Another thing that draws him back to cruising as his vacation choice is the crew. “They are awesome,” Bagwill says. “They work hard and at the end of the day everyone has a smile on their face.”

He also enjoys arriving in a port city a day ahead of time to discover the place – which is what he did on his sailing from Charleston.

And then there is the fact there’s a cruise for every taste and pocket book.

“Last year was my year of ‘yes,’ and I did two cruises,” he says. “I tell people that even though you are 26 years old or a millennial, if you work hard and save your money right you can go off and travel. Cruising is my type of vacation and it will always be my type of vacation. It’s inclusive. You don’t have to worry about cooking, you don’t have to worry about cleaning, you don’t have to worry about laundry, I mean, come on. It’s the best vacation ever.”

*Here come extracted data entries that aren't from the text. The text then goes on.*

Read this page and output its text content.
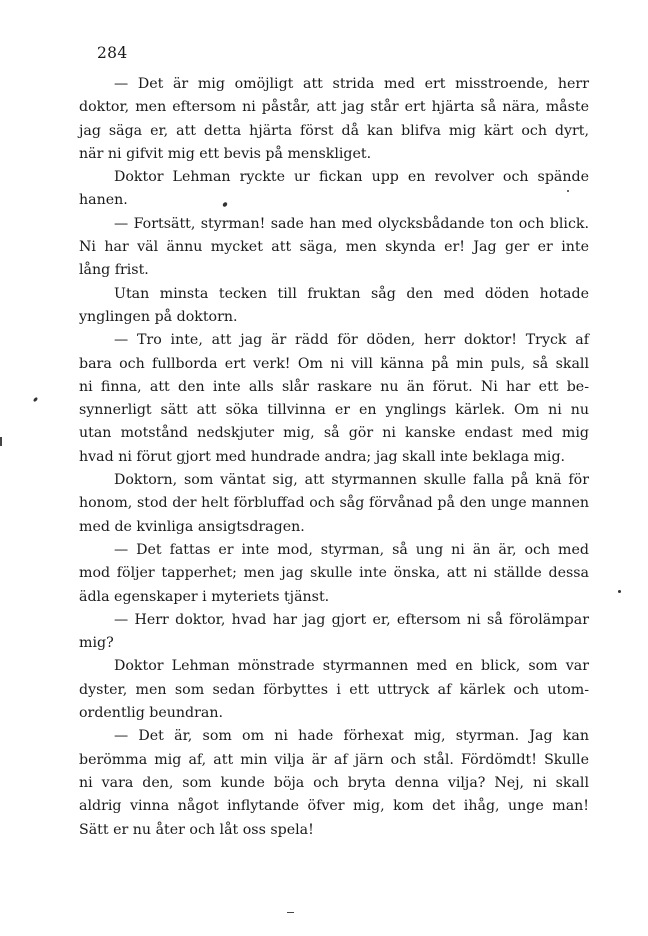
284
— Det är mig omöjligt att strida med ert misstroende, herr
doktor, men eftersom ni påstår, att jag står ert hjärta så nära, måste
jag säga er, att detta hjärta först då kan blifva mig kärt och dyrt,
när ni gifvit mig ett bevis på menskliget.
Doktor Lehman ryckte ur fickan upp en revolver och spände
hanen.
— Fortsätt, styrman! sade han med olycksbådande ton och blick.
Ni har väl ännu mycket att säga, men skynda er! Jag ger er inte
lång frist.
Utan minsta tecken till fruktan såg den med döden hotade
ynglingen på doktorn.
— Tro inte, att jag är rädd för döden, herr doktor! Tryck af
bara och fullborda ert verk! Om ni vill känna på min puls, så skall
ni finna, att den inte alls slår raskare nu än förut. Ni har ett be-
synnerligt sätt att söka tillvinna er en ynglings kärlek. Om ni nu
utan motstånd nedskjuter mig, så gör ni kanske endast med mig
hvad ni förut gjort med hundrade andra; jag skall inte beklaga mig.
Doktorn, som väntat sig, att styrmannen skulle falla på knä för
honom, stod der helt förbluffad och såg förvånad på den unge mannen
med de kvinliga ansigtsdragen.
— Det fattas er inte mod, styrman, så ung ni än är, och med
mod följer tapperhet; men jag skulle inte önska, att ni ställde dessa
ädla egenskaper i myteriets tjänst.
— Herr doktor, hvad har jag gjort er, eftersom ni så förolämpar
mig?
Doktor Lehman mönstrade styrmannen med en blick, som var
dyster, men som sedan förbyttes i ett uttryck af kärlek och utom-
ordentlig beundran.
— Det är, som om ni hade förhexat mig, styrman. Jag kan
berömma mig af, att min vilja är af järn och stål. Fördömdt! Skulle
ni vara den, som kunde böja och bryta denna vilja? Nej, ni skall
aldrig vinna något inflytande öfver mig, kom det ihåg, unge man!
Sätt er nu åter och låt oss spela!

Seven Reasons Millennials Choose to Cruise:

  • Accommodations, meals, activities and entertainment included in the cruise fare.
  • Shorter cruises appeal to young travelers seeking affordability, while longer cruises provide an easy way to see the world – including exotic places asCuba, Europe and the South Pacific.
  • Convenient homeports mean many people can get to the ship, and to places such as theCaribbean, Mexican Riviera, or Alaska without having to deal with the cost and hassle of flying.
  • Cruise ship cuisine appeals to those seeking new tastes, including everything from sushi to gourmet burgers to elaborate multi-course menus in dining rooms and specialty restaurants.
  • Fast internet access makes it easy to post real-time photos and videos showing that you are doing exciting things and visiting exiting places, and also stream TV shows, movies and music.
  • Wellness and self-discovery are part of the cruise ship equation, including at state-of-the-art spas and fitness centers with ocean views.
  • Cruises are a unique way to sample and discover new destinations in an easy, convenient way while only unpacking once, including the city where your ship embarks.